Self-insured or self-funded plans do not have to follow state laws about breast cancer screening. They are governed by the Affordable Care Act (ACA), and are required to cover breast cancer screening. The exception is any self-insured plan that was in effect before the ACA was passed. These plans are called grandfathered, and they don’t have to provide coverage based on what the ACA says.
Many employers offer self-insured plans. These plans pay employee health care costs from the employer’s own funds, even though they usually contract with another company to track and pay claims. You can find out if your health plan is self-insured by contacting your insurance administrator at work or reading your Summary of Plan Benefits. Women covered by self-insured employer plans should check with their health insurance administrator to see what breast cancer early detection services are covered.
All state Medicaid programs plus the District of Columbia cover screening mammograms. This coverage may or may not conform to American Cancer Society guidelines. State Medicaid offices should be able to provide screening coverage information to interested individuals. The Medicaid programs are governed by state legislation and regulation, so assured coverage is not always apparent in legislative bills.
In addition, all 50 states plus the District of Columbia have opted to provide Medicaid coverage for all women diagnosed with breast cancer through the Centers for Disease Control and Prevention’s (CDC’s) National Breast and Cervical Cancer Early Detection Program (see the next section), so that they may receive cancer treatmentStates vary in the age, income and other requirements that women must meet in order to qualify for treatment through the Medicaid program. (All 50 states, 4 U.S. territories, the District of Columbia, and 13 American Indian/Alaska Native organizations participate in the National Breast and Cervical Cancer Early Detection Program.)
National Breast and Cervical Cancer Early Detection Program
States are making breast cancer screening more available to medically underserved women through the National Breast and Cervical Cancer Early Detection Program (NBCCEDP). The NBCCEDP attempts to reach as many women in medically underserved communities as possible, including older women, women without health insurance, and women who are members of racial and ethnic minorities.
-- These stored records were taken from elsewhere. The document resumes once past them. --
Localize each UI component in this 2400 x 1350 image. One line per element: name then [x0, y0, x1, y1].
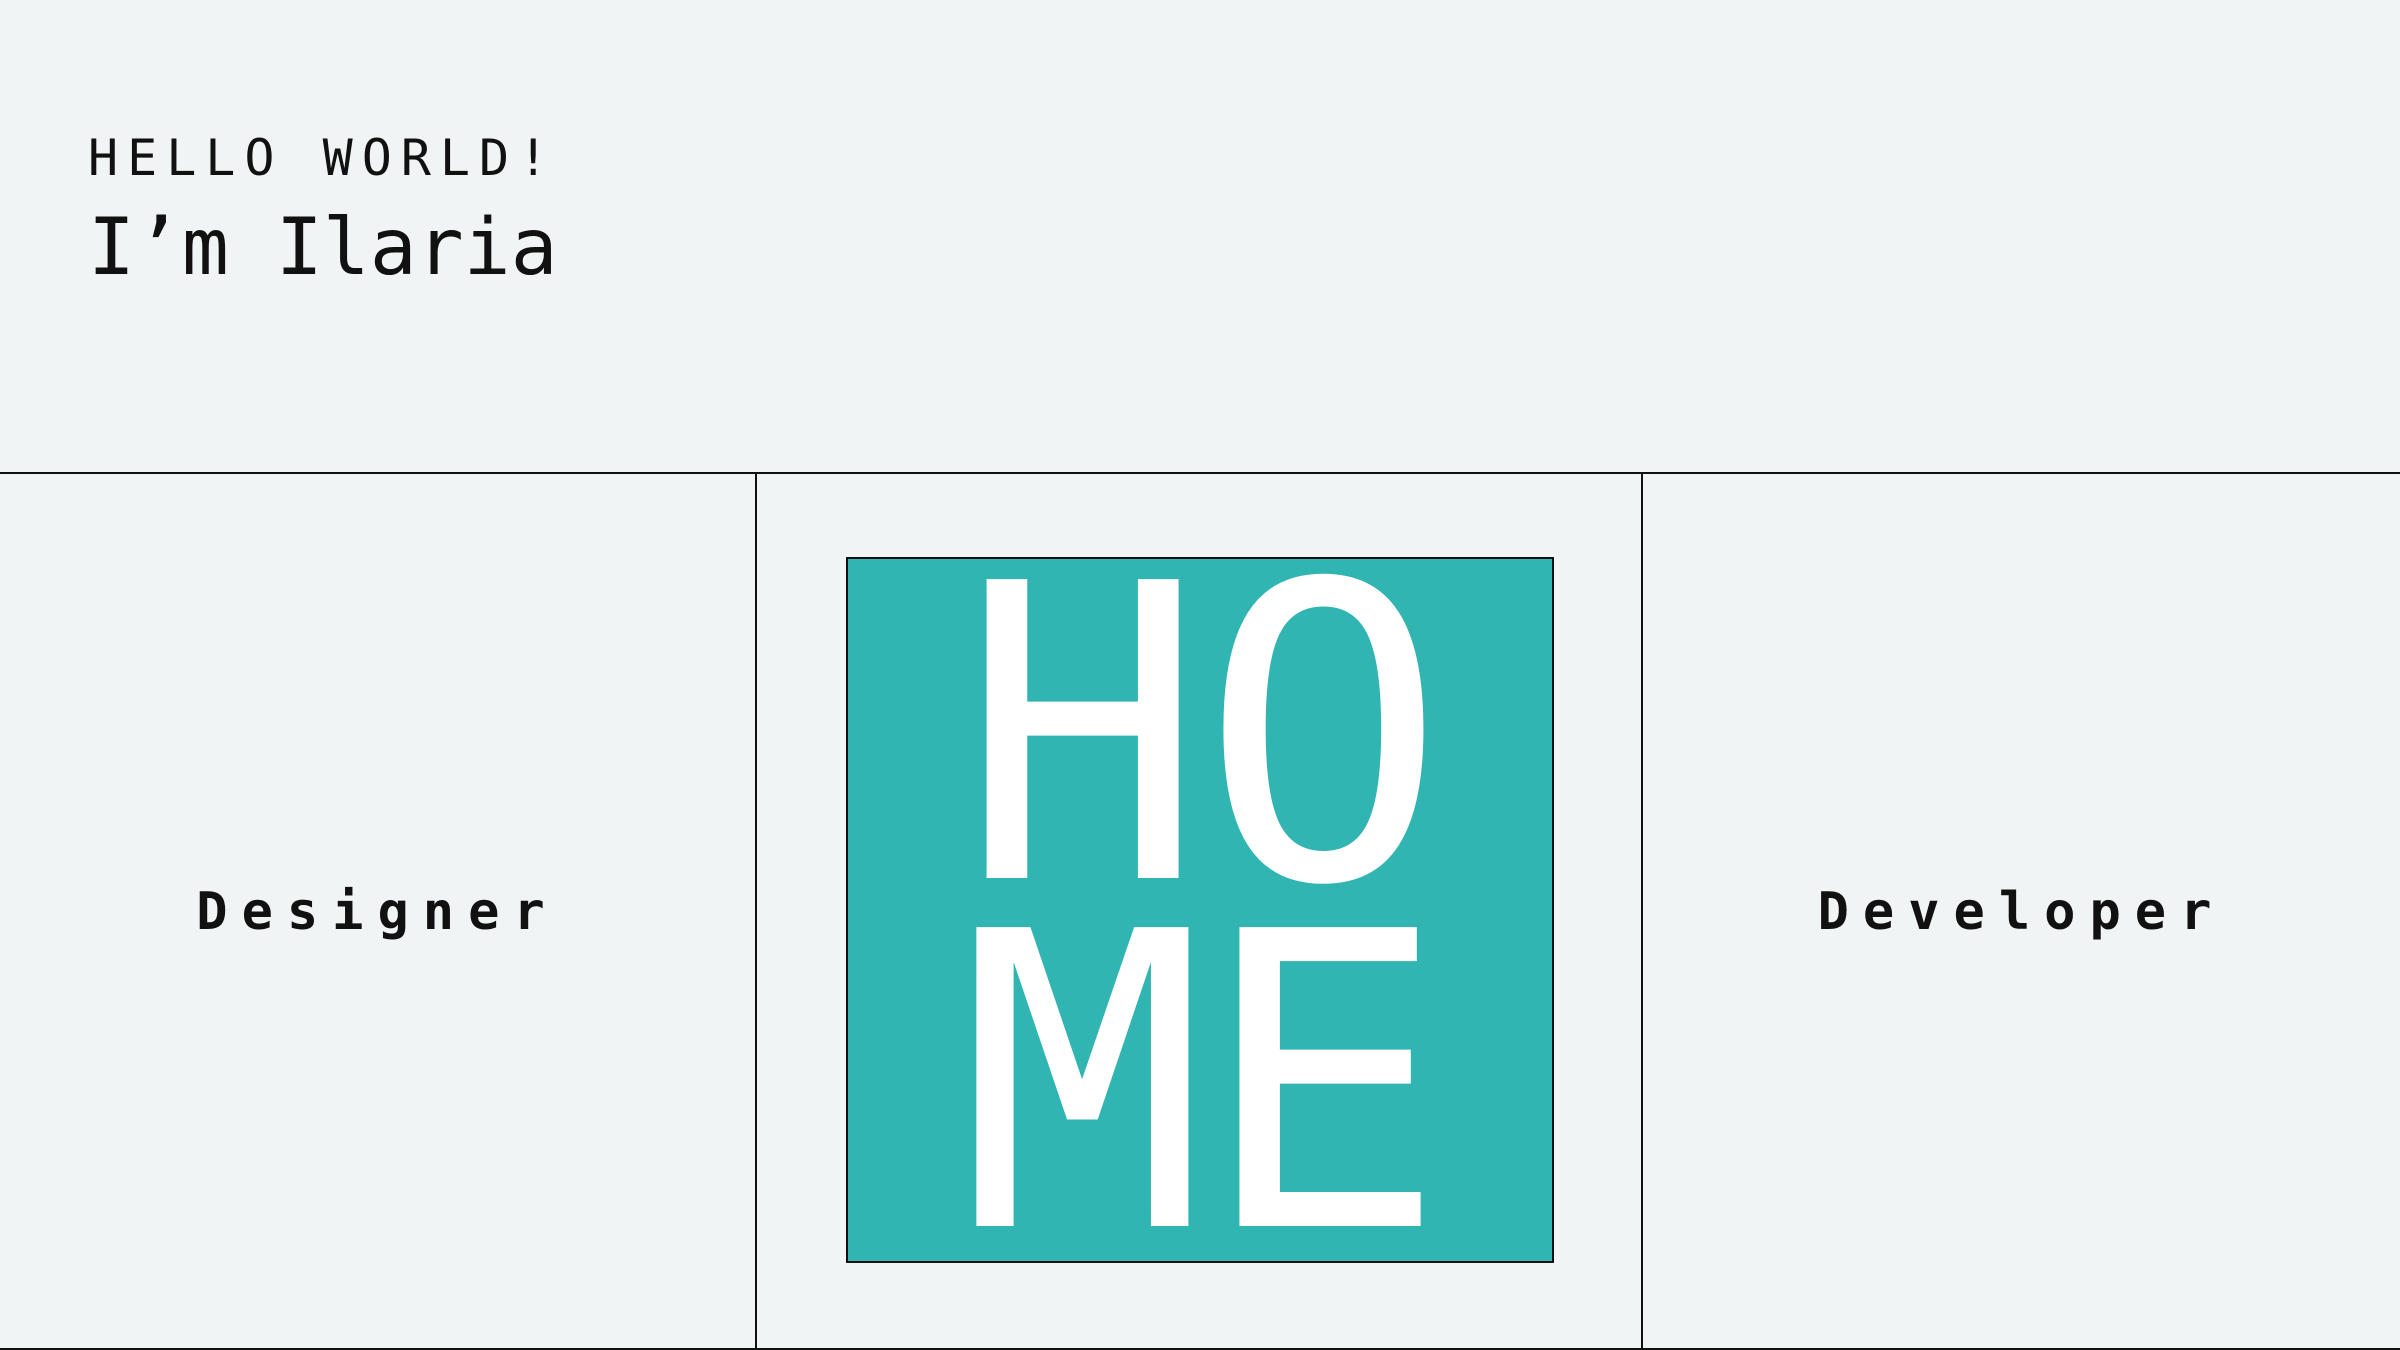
developer-link[interactable]: Developer: [1643, 474, 2400, 1350]
greeting-text: HELLO WORLD!: [88, 129, 558, 187]
home-text-line-2: ME: [959, 845, 1447, 1263]
intro-name: I’m Ilaria: [88, 203, 558, 293]
home-panel: HO ME: [757, 474, 1643, 1350]
home-text-line-1: HO: [959, 557, 1447, 975]
designer-panel: Designer: [0, 474, 757, 1350]
developer-label: Developer: [1817, 882, 2226, 942]
navigation-panels: Designer HO ME Developer: [0, 474, 2400, 1350]
home-logo-text: HO ME: [848, 559, 1552, 1261]
bottom-divider: [0, 1348, 2400, 1350]
home-button[interactable]: HO ME: [846, 557, 1554, 1263]
page-header: HELLO WORLD! I’m Ilaria: [0, 0, 2400, 474]
designer-label: Designer: [196, 882, 559, 942]
developer-panel: Developer: [1643, 474, 2400, 1350]
designer-link[interactable]: Designer: [0, 474, 755, 1350]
Age and income requirements vary by state.
The program provides both screening and diagnostic services to low-income, uninsured, and underserved women for free or at very low cost, including:
- Clinical breast exams
- Pap tests
- Diagnostic testing for women whose screening results are abnormal
- Surgical consultations
- Referrals to treatment
Though the program is administered within each state, tribe, or territory, the Centers for Disease Control and Prevention (CDC) matches funds and support to each program.
Since 1991 when the program began, it has provided millions of screening exams to underserved women and diagnosed more than 60,000 breast cancers. Due to limited resources, though, less than 1 in 8 eligible women aged 40 to 64 is able to be screened for breast cancer through this program nationwide.
In 2000, Congress passed the Breast and Cervical Cancer Prevention and Treatment Act, giving states the option to offer women in the NBCCEDP access to treatment through Medicaid. All 50 states plus the District of Columbia provide Medicaid coverage for women diagnosed with breast cancer through the NBCCEDP, so that they have a way to pay for treatment.
Each state’s Department of Health will have information on how to contact the nearest CDC screening and early detection program in your area. For more information, please contact the CDC at 1-800-CDC-INFO (1-800-232-4636) or through their website at www.cdc.gov/cancer.
As a part of the Affordable Care Act, Medicare covers the full cost of a screening mammogram once every 12 months for all women with Medicare aged 40 and over. Diagnostic mammograms are covered with a 20% copay after the part B deductible is met. (Medicare also pays for a clinical breast exam when it is done for screening or prevention.